The Botnet Blitz: Mirai, Gafgyt Fuel RCE Attacks on PHP Servers, IoT, & Cloud Gateways
A sharp surge in attacks targeting PHP servers, Internet of Things (IoT) devices, and cloud gateways has been recorded by researchers from the Qualys Threat Research Unit (TRU). According to their findings, the escalation in activity is driven by the Mirai, Gafgyt, and Mozi botnets, which exploit known vulnerabilities and configuration flaws in cloud environments to rapidly expand their networks.
PHP remains one of the internet’s most vulnerable components—powering over 73% of all websites, with more than 80% of organizations reporting incidents linked to misconfigured cloud infrastructures. This makes PHP-based servers, including those running WordPress, a prime target for attacks aimed at remote code execution and data theft.
Researchers note that cybercriminals have long relied on routers and IoT devices to construct botnets. Nearly a decade ago, Mirai infected millions of devices using little more than 60 default login and password combinations. Today, that same strategy has reemerged in a modern form—botnets now exploit contemporary vulnerabilities and weaknesses within cloud systems.
Among the most actively exploited flaws, Qualys highlights several critical vulnerabilities:
- CVE-2022-47945 — a remote code execution flaw in ThinkPHP, stemming from improper user input filtering;
- CVE-2021-3129 — an exposed Laravel Ignition debug route active in production environments;
- CVE-2017-9841 — an outdated PHPUnit vulnerability allowing remote access via the eval-stdin.php script.
Attackers also take advantage of careless environment configurations—such as exposed debuggers like XDebug or unencrypted secrets. Numerous attempts have been observed to obtain AWS credential files from open Linux servers.

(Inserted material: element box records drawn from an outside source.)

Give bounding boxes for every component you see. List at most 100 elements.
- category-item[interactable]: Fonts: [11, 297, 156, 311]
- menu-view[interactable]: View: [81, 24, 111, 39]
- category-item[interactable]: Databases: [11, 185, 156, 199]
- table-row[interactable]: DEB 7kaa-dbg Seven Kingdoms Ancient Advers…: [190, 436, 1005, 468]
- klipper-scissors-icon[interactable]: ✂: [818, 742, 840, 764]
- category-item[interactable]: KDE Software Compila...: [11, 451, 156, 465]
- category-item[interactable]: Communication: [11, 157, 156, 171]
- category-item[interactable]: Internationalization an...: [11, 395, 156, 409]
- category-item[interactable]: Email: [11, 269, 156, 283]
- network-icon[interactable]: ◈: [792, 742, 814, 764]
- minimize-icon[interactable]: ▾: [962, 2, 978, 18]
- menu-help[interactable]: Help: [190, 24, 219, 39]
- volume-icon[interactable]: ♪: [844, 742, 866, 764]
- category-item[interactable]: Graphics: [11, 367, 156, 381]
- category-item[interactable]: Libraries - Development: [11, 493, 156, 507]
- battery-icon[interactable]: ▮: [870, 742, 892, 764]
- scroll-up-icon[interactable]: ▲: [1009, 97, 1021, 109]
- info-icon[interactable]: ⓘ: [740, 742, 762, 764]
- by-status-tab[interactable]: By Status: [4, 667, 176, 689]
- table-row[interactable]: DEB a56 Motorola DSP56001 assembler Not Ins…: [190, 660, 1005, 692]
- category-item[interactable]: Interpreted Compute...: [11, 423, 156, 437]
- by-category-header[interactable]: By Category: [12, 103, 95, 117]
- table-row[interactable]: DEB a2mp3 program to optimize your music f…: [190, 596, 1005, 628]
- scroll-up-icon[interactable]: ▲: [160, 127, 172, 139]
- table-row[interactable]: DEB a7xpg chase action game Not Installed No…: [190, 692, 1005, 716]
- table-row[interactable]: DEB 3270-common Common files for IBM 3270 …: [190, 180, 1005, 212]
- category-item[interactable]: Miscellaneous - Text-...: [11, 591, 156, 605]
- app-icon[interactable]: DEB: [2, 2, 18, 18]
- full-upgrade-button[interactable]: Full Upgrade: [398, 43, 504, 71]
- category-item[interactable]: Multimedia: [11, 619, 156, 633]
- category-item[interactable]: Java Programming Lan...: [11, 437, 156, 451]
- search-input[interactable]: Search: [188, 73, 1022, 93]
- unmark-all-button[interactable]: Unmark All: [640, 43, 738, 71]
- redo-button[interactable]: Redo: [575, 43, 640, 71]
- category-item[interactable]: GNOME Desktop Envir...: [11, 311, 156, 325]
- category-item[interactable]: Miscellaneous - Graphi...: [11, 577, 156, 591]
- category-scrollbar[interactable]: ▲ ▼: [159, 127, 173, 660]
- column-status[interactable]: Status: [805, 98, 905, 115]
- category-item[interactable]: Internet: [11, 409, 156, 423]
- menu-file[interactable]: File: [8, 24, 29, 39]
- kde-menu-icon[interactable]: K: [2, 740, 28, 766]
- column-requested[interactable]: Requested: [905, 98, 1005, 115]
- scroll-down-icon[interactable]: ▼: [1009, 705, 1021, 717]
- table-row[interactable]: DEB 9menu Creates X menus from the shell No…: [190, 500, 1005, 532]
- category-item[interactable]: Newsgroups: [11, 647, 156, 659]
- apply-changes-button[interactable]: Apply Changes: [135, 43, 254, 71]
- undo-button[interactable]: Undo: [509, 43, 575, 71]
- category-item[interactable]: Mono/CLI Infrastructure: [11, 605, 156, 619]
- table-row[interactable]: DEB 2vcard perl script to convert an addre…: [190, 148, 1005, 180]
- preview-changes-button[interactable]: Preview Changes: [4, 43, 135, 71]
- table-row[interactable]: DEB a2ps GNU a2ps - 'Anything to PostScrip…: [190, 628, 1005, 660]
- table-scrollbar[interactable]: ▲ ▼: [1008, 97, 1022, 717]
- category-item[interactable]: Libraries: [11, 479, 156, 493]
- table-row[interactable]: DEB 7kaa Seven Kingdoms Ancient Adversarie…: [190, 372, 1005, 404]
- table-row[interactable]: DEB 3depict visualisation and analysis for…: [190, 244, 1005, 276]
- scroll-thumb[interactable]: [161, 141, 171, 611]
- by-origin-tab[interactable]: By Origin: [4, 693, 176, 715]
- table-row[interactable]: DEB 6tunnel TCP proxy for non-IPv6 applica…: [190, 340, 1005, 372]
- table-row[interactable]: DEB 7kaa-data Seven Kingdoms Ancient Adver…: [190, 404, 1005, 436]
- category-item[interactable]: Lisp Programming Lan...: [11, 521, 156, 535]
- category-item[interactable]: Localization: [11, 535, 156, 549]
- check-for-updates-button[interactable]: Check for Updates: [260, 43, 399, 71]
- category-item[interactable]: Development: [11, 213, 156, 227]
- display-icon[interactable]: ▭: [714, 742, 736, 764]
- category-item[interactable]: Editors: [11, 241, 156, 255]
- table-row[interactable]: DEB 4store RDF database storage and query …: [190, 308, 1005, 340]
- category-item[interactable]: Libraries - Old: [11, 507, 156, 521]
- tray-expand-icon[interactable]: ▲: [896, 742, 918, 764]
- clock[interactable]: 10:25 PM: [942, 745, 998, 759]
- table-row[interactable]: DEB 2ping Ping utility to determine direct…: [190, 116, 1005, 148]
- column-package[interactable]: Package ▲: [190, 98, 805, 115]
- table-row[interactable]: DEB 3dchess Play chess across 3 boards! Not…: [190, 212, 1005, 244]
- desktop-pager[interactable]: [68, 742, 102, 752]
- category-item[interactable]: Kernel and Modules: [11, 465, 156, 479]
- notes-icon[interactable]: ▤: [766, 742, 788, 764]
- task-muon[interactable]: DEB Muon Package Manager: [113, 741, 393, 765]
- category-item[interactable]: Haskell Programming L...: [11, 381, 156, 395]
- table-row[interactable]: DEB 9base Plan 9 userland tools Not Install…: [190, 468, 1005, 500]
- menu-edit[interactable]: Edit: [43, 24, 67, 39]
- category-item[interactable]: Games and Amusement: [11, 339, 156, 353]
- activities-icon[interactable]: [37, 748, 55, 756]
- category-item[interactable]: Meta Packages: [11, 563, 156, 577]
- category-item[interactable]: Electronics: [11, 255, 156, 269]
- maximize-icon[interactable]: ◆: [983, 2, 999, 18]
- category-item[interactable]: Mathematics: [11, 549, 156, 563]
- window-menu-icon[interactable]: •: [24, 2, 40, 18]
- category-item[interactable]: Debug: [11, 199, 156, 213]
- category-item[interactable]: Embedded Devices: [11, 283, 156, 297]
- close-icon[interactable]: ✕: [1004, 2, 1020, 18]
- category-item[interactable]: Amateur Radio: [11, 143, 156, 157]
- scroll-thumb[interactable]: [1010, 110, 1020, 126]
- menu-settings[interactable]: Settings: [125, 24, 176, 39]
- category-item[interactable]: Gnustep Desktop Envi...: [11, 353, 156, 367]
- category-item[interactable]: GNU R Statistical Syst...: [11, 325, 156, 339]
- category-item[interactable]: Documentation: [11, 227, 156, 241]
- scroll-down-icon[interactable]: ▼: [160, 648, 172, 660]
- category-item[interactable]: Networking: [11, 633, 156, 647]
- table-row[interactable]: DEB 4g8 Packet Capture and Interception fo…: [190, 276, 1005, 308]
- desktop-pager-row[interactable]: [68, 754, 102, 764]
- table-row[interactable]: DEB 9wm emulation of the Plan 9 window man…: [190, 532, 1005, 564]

IoT devices remain a critical weak point due to outdated firmware. The report references CVE-2024-3721, a command injection vulnerability in TBK DVR systems already weaponized by Mirai-like botnets. Similar issues were found in MVPower DVR, where embedded backdoors allow full remote control.
Whereas botnets were once primarily deployed for DDoS attacks and cryptomining, they are now increasingly leveraged for credential harvesting, password brute-forcing, and large-scale identity compromise campaigns.
The threat extends well beyond the IoT sector. The CVE-2022-22947 flaw in Spring Cloud Gateway enables unauthenticated remote code execution, posing a significant risk to cloud-based systems. Meanwhile, developers often create and interconnect services faster than security teams can catalog or secure them—introducing new entry points for attackers.
Experts recommend that organizations adopt a risk-based approach to vulnerability management—prioritizing remediation based on asset criticality, likelihood of exploitation, and potential impact. Among Qualys’ key recommendations are timely component updates, disabling debugging tools in production, storing secrets within secure vaults, restricting network exposure, and continuously auditing cloud logs for abuse indicators.
TRU warns that sophisticated technical expertise is no longer required to inflict damage—exploits and scanning tools are readily available in the public domain, enabling even novice attackers to cause widespread disruption. The team urges organizations to implement continuous monitoring and automated patch management to defend PHP servers, IoT devices, and cloud infrastructures against this ongoing wave of attacks.